Application of Twisselmann Extraction, SPME, and GC-MS To Assess Input Sources for Organophosphate Esters into Soil

Autor(en): Mihajlovic, Ivana
Miloradov, Mirjana Vojinovic
Fries, Elke
Stichwörter: Engineering; Engineering, Environmental; Environmental Sciences; Environmental Sciences & Ecology; FLAME RETARDANTS; GAS-CHROMATOGRAPHY; GERMANY; GROUND-WATER; PLASTICIZERS; SAMPLES; SEWAGE-SLUDGE; SNOW; SOLID-PHASE MICROEXTRACTION; TRIPHENYL PHOSPHATE
Erscheinungsdatum: 2011
Herausgeber: AMER CHEMICAL SOC
Journal: ENVIRONMENTAL SCIENCE & TECHNOLOGY
Volumen: 45
Ausgabe: 6
Startseite: 2264
Seitenende: 2269
Zusammenfassung: 
Although the ubiquitous distribution of organophosphate esters (OPEs) in the environment has been documented very thoroughly, data on their occurrence in soil is so far sparse. In this study, an analytical method was developed to determine six OPEs in soil. The method consists of a combination of Twissehnann extraction and solid-phase microextraction (SPME), followed by gas chromatography mass spectrometry (GC-MS). To develop the method, spiked soil was extracted using a Twisselmann extractor after freeze-drying. The extract was evaporated to dryness, redissolved, and filtered.
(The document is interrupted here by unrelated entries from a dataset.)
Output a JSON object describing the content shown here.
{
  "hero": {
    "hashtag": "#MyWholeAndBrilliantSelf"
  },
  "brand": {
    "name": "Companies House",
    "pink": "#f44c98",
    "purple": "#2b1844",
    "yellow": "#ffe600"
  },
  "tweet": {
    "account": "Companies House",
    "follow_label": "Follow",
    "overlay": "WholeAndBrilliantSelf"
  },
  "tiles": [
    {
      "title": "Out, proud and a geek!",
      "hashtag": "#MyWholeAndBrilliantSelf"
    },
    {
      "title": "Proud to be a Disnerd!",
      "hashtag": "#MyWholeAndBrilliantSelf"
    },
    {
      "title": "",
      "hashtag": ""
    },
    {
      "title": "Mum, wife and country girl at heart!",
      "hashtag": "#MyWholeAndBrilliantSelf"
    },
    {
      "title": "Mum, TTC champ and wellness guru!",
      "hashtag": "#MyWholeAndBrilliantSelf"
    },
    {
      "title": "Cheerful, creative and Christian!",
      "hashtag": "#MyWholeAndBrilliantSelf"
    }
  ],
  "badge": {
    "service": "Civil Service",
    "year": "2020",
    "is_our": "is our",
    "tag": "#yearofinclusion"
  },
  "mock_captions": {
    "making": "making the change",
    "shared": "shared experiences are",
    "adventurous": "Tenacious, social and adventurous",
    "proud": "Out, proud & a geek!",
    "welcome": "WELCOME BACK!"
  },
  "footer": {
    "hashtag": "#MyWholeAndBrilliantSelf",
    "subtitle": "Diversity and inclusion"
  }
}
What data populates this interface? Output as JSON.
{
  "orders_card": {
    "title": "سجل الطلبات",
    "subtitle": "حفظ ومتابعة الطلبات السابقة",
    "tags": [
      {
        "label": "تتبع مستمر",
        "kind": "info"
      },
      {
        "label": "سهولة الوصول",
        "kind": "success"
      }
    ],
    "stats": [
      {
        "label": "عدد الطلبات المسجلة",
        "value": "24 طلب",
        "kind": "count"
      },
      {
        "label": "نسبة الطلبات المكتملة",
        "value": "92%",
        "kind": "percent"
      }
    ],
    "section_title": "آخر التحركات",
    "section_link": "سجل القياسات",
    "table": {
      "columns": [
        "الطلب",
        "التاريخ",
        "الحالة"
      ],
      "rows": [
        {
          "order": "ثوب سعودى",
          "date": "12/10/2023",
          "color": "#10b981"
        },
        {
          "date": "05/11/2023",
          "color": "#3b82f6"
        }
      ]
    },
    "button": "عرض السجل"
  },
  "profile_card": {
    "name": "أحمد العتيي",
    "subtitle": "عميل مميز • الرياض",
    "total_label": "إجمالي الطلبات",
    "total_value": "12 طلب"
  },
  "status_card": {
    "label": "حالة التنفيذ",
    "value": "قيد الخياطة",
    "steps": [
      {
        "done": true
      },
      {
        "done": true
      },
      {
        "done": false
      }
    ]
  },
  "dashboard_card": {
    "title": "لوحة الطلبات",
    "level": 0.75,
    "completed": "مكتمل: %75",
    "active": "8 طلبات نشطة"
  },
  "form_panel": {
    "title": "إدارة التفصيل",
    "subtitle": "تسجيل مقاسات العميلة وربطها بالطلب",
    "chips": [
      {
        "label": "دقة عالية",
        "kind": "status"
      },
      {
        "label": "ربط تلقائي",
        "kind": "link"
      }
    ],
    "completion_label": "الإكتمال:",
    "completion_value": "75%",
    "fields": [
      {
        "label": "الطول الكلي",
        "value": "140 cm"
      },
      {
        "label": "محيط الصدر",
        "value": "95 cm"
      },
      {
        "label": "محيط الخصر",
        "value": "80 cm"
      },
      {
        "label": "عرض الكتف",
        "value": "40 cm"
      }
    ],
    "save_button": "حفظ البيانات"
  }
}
A volume of 7 mL was then analyzed by SPME, followed by GC-MS. The effects of different parameters on analyte recoveries during sample preparation, e.g., solvent for Twisselmann extraction, solvent for redissolving the extract, addition of copper, and filtration of the extract, were systematically investigated. Under optimum conditions, 10 g soil samples were extracted using toluene, and the extract was redissolved in methanol/water (1:14) and filtered. It was not necessary to add copper. For TnBP, TBEP, TCPP, and TCEP, recoveries ranged from 77.0% to 89.6%. Those for TPP and TDCP were much lower, at 31.5% and 42.0%, respectively (addition level 22.9-45.8 ng g(-1)). The variability of recoveries under these conditions was between 0.3 and 16.2% (n = 3). Limits of detection (LOD) were 0.002-3 ng g(-1). When ultrasonication was used in place of Twisselmann extraction in the developed method, recoveries were three to four times lower (27.4% to 30.6%), but the variability of recoveries was below 3% (n = 3). The method was applied to quantify OPEs in soil collected from the university campus in Osnabrueck (Germany). Average concentrations (n = 6) in soil samples ranged from 1.23 ng g(-1) to 4.96 ng g(-1) (dry weight) for TCPP, TPP, and TCEP. The results demonstrate for the first time that atmospheric deposition leads to soil contamination by OPEs.